Dallas Police Chief Renee Hall will have had the shortest tenure of any of her predecessors over the last three decades when she resigns at the end of the year.
It’s part of a trend experts say other major cities are also experiencing.
“For most big city police departments the tenure of a police chief is only about 3 to 4 years,” says Doctor Alex Piquero, a criminologist who worked at UTD for nine years and now teaches at the University of Miami.
He says Chief Hall faced uphill battles from a shortage of officers to the Botham Jean shooting as well as criticism over her handling of downtown protests.
“She came into the department and the city in a very bad situation a lot of crime a lot of stuff going on,” says Piquero.

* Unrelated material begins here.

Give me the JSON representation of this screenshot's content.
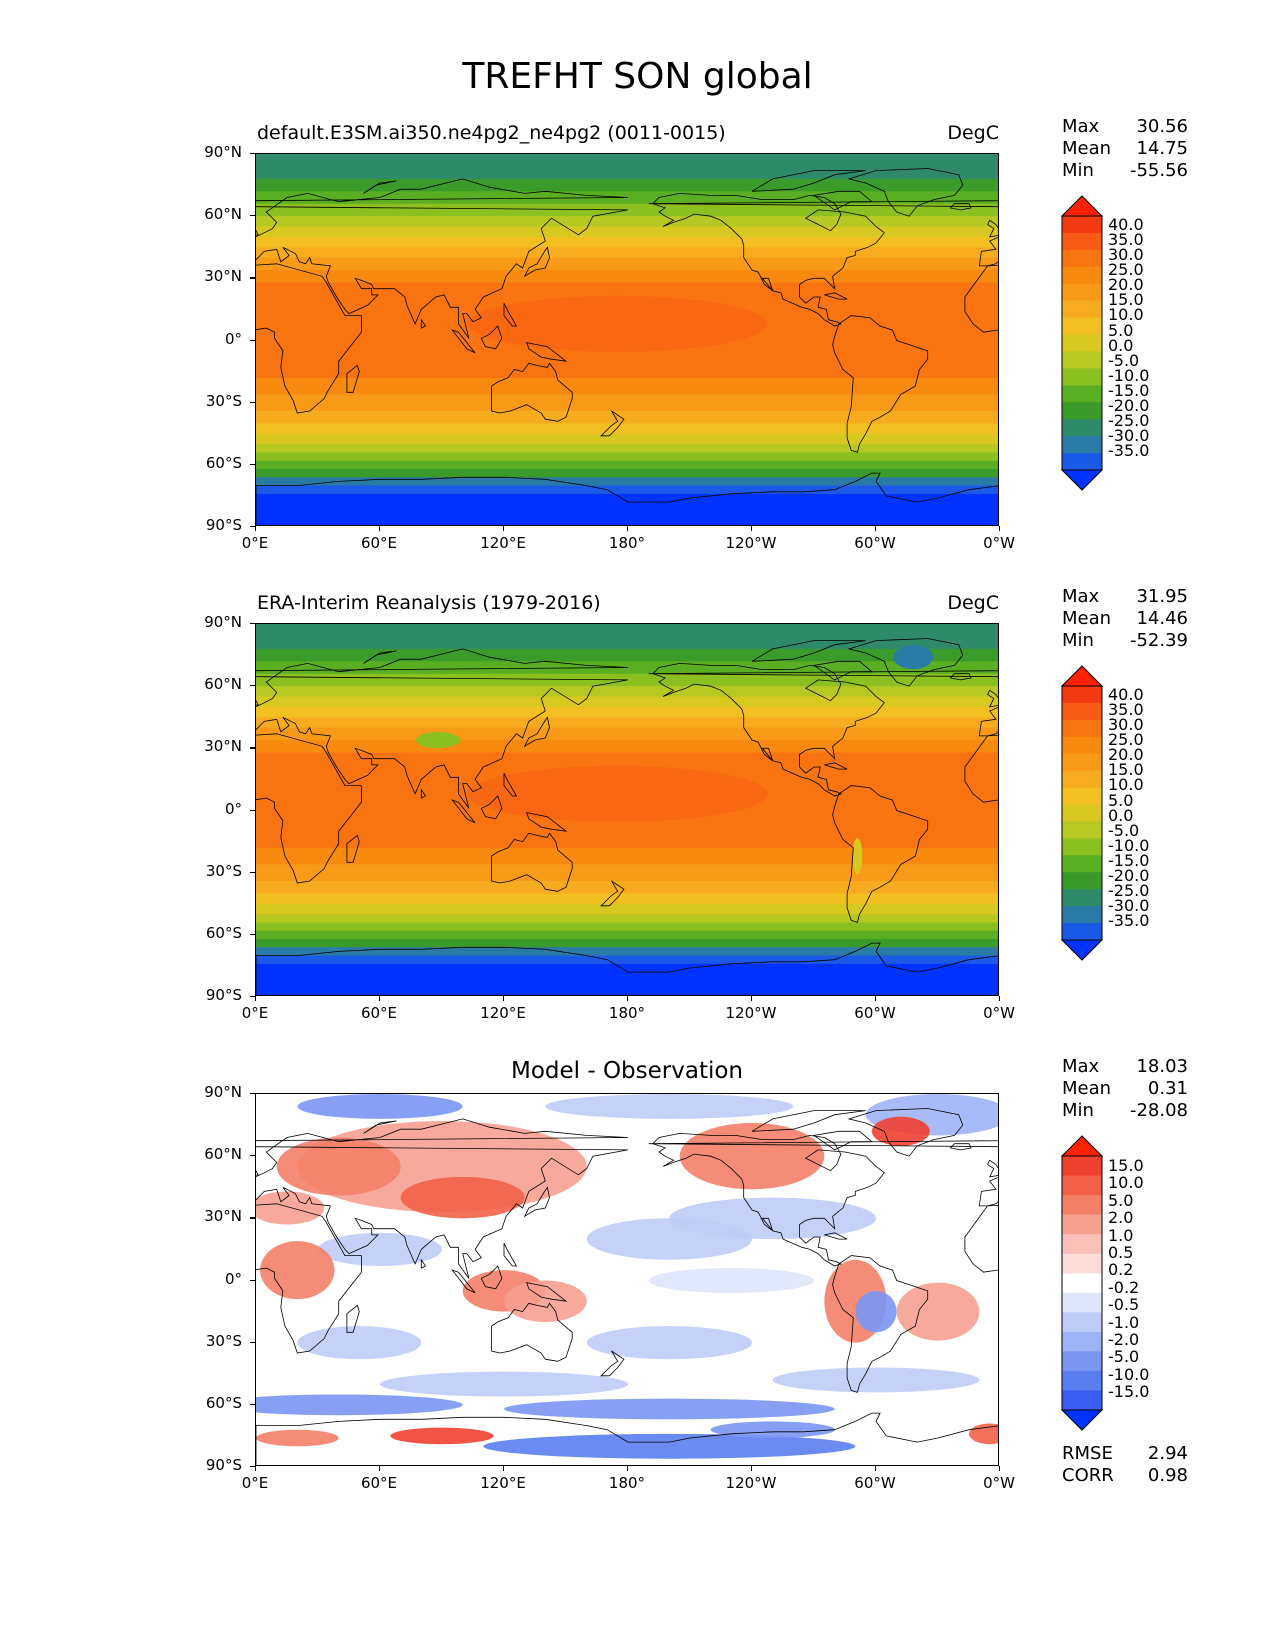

Renee Hall’s predecessor, David Brown, retired after seven years and was the city’s longest serving chief since the 1960s.
David Kunkle held the job for six years before that and Terrell Bolton for four.
Piquero says don’t expect future chiefs to be around as long as those.
“It’s turnover, it’s different job opportunities it’s a variety of different things,” says Piquero.
Over the past 20 years, every time the city brings in an outsider to run the department they are followed by someone promoted from within.
The department’s two largest police associations both want someone chosen from inside to be the next chief.
The Dallas Police Association tells CBS 11 News that “going outside would be disastrous.”
The National Latino Law Enforcement Organization agrees and says there’s “no time for a learning curve.”
Finding a new chief that both officers and community leaders agree on won’t be easy according to Piquero.
“On a football field all 11 players aren’t best friends but they all have a job to do they all have one goal,” says Piquero.